Lead Observability & SLI Engineer

EPAM·Poland·Удалённо·вчера

We are seeking a Lead Observability & SLI Engineer to design and implement observability and Service Level Indicators (SLIs) for real-time distributed platforms. The role focuses on engineering meaningful telemetry, embedding SLI checks into CI/CD and turning metrics, logs and traces into actionable reliability insights.

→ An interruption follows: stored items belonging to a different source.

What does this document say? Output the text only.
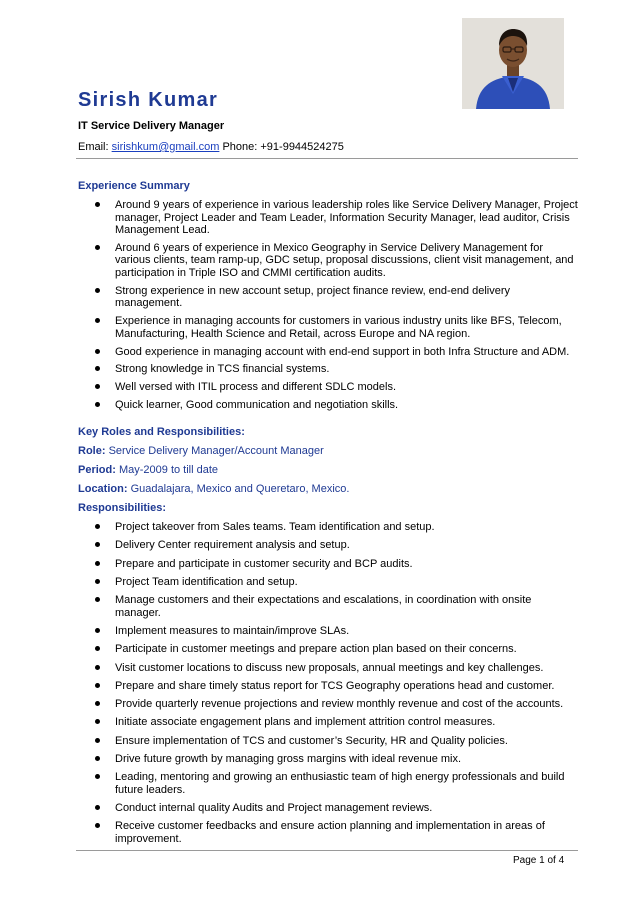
Sirish Kumar
IT Service Delivery Manager
Email: sirishkum@gmail.com Phone: +91-9944524275
Experience Summary
Around 9 years of experience in various leadership roles like Service Delivery Manager, Project manager, Project Leader and Team Leader, Information Security Manager, lead auditor, Crisis Management Lead.
Around 6 years of experience in Mexico Geography in Service Delivery Management for various clients, team ramp-up, GDC setup, proposal discussions, client visit management, and participation in Triple ISO and CMMI certification audits.
Strong experience in new account setup, project finance review, end-end delivery management.
Experience in managing accounts for customers in various industry units like BFS, Telecom, Manufacturing, Health Science and Retail, across Europe and NA region.
Good experience in managing account with end-end support in both Infra Structure and ADM.
Strong knowledge in TCS financial systems.
Well versed with ITIL process and different SDLC models.
Quick learner, Good communication and negotiation skills.
Key Roles and Responsibilities:
Role: Service Delivery Manager/Account Manager
Period: May-2009 to till date
Location: Guadalajara, Mexico and Queretaro, Mexico.
Responsibilities:
Project takeover from Sales teams. Team identification and setup.
Delivery Center requirement analysis and setup.
Prepare and participate in customer security and BCP audits.
Project Team identification and setup.
Manage customers and their expectations and escalations, in coordination with onsite manager.
Implement measures to maintain/improve SLAs.
Participate in customer meetings and prepare action plan based on their concerns.
Visit customer locations to discuss new proposals, annual meetings and key challenges.
Prepare and share timely status report for TCS Geography operations head and customer.
Provide quarterly revenue projections and review monthly revenue and cost of the accounts.
Initiate associate engagement plans and implement attrition control measures.
Ensure implementation of TCS and customer’s Security, HR and Quality policies.
Drive future growth by managing gross margins with ideal revenue mix.
Leading, mentoring and growing an enthusiastic team of high energy professionals and build future leaders.
Conduct internal quality Audits and Project management reviews.
Receive customer feedbacks and ensure action planning and implementation in areas of improvement.
Page 1 of 4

This is an engineering role, not a traditional Ops or monitoring setup position.

Responsibilities

Define and validate SLIs/SLOs for real-time platform services (EFX / RDD / ECB)
Embed SLI checks and observability gates into CI/CD and GitOps workflows
Build end-to-end platform insights by correlating metrics, logs and traces
Improve telemetry instrumentation across distributed services
Support incident analysis and root cause identification using telemetry data
Deliver production-ready observability components together with SRE teams

Requirements

5+ years of hands-on experience with SLIs/SLOs (p95/p99 latency, error rates, error budgets)
Deep understanding of observability signals (metrics, logs, traces) and how they work together
Background in integrating observability into automated pipelines (CI/CD, GitOps)
Expertise in OpenTelemetry, Prometheus, Grafana or similar tools such as Datadog
Cloud-native proficiency in Kubernetes, containers, Terraform and Helm
Strong system-level reasoning and troubleshooting skills